11. A method according to the preceding claim, wherein noise on the receiver line (14) is measured and the at least one capacitor (22) is varied such that a reduction of the noise occurs.
12. Method according to one of the two preceding claims, in which a defined test signal is fed into only one of the line wires of the interferer line (8), with a test signal preferably being transmitted alternately on the two line wires.
13. Method according to one of claims 10 to 12, wherein the electronic circuit (4) is designed to automatically carry out the adjustment process, the adjustment process being activated repeatedly, for example when the hearing aid (2) is switched on or after defined time intervals or operating times of the hearing aid (2).

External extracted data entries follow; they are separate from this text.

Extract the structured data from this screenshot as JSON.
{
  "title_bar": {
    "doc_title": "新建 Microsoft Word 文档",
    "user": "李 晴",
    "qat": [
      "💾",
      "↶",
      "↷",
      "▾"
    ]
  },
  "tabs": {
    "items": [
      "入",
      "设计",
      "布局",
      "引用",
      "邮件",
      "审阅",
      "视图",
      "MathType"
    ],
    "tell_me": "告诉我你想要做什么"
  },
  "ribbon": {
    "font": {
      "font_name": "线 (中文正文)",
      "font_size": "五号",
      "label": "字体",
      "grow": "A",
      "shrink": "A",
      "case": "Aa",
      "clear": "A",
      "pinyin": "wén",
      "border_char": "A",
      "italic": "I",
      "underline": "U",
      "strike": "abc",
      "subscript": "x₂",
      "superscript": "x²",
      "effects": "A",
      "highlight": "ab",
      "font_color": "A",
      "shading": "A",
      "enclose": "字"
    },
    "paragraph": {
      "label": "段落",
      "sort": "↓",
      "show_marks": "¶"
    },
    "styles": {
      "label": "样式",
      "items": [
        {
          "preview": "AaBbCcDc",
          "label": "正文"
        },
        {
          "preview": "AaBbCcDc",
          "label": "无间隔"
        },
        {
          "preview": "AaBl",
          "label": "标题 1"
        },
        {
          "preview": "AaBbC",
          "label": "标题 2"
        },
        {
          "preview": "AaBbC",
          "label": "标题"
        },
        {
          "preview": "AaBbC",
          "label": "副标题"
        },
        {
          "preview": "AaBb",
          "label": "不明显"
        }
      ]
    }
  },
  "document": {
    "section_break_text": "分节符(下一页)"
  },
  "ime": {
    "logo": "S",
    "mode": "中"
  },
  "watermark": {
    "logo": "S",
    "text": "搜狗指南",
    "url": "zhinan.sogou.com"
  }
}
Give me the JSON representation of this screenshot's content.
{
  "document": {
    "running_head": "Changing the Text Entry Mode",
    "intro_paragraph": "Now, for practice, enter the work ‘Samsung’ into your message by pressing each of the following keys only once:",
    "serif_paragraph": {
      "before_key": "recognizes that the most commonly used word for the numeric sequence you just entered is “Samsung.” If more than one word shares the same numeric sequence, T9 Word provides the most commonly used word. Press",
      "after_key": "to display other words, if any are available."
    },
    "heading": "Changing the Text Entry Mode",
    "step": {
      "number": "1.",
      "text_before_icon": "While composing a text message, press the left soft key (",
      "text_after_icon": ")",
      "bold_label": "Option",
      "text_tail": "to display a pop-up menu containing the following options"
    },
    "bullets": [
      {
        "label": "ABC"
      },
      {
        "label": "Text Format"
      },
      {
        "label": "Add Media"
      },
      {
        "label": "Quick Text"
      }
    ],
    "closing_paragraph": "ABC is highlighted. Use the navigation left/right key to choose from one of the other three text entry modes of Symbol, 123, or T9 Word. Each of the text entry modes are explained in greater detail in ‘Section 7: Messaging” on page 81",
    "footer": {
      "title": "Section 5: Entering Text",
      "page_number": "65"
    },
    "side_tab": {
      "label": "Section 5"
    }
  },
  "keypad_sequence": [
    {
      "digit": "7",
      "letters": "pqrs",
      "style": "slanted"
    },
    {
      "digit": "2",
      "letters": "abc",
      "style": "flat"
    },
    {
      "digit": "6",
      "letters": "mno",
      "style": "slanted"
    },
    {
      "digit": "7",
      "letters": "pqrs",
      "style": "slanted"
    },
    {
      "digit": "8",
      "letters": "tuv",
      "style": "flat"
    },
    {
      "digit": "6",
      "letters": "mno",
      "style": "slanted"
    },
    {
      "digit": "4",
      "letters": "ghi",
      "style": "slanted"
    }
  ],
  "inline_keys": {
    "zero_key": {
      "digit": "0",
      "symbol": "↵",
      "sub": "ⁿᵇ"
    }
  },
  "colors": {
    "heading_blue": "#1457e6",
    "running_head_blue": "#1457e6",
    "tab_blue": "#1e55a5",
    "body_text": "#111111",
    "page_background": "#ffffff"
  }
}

14. Hearing aid (2) with- an electronic circuit (4) comprising several circuit parts (6, 12),- a first electronic component (10) which is connected to a first circuit part (6) of the electronic circuit (4) via a first connection line designated as an interferer line (8),- a second electronic component (16) which is connected to a second circuit part (12) of the electronic circuit (4) via a second connection line designated as a receiver line (14), wherein- parasitic capacitances exist between the two connection lines which, in operation, lead to a parasitic interference signal being coupled into the receiver line (14), characterized in that- for compensation of the parasitic interference signal, the electronic circuit (4) has a compensation part (18) which is designed to generate and couple a compensation interference signal into the receiver line (14),- the compensation part (18) having for this purpose at least one coupling line (20) connecting the two connection lines and a capacitor (22) arranged in the coupling line (20).
15. Hearing aid (2) according to the preceding claim, in which the receiver line (14) is a two-wire receiver line (14) and the compensation part (18) is designed in such a way that, in operation, when a resultant parasitic interference signal is present on one line wire of the receiver line, a compensation interference signal in phase with the resultant parasitic interference signal is coupled into the other line wire.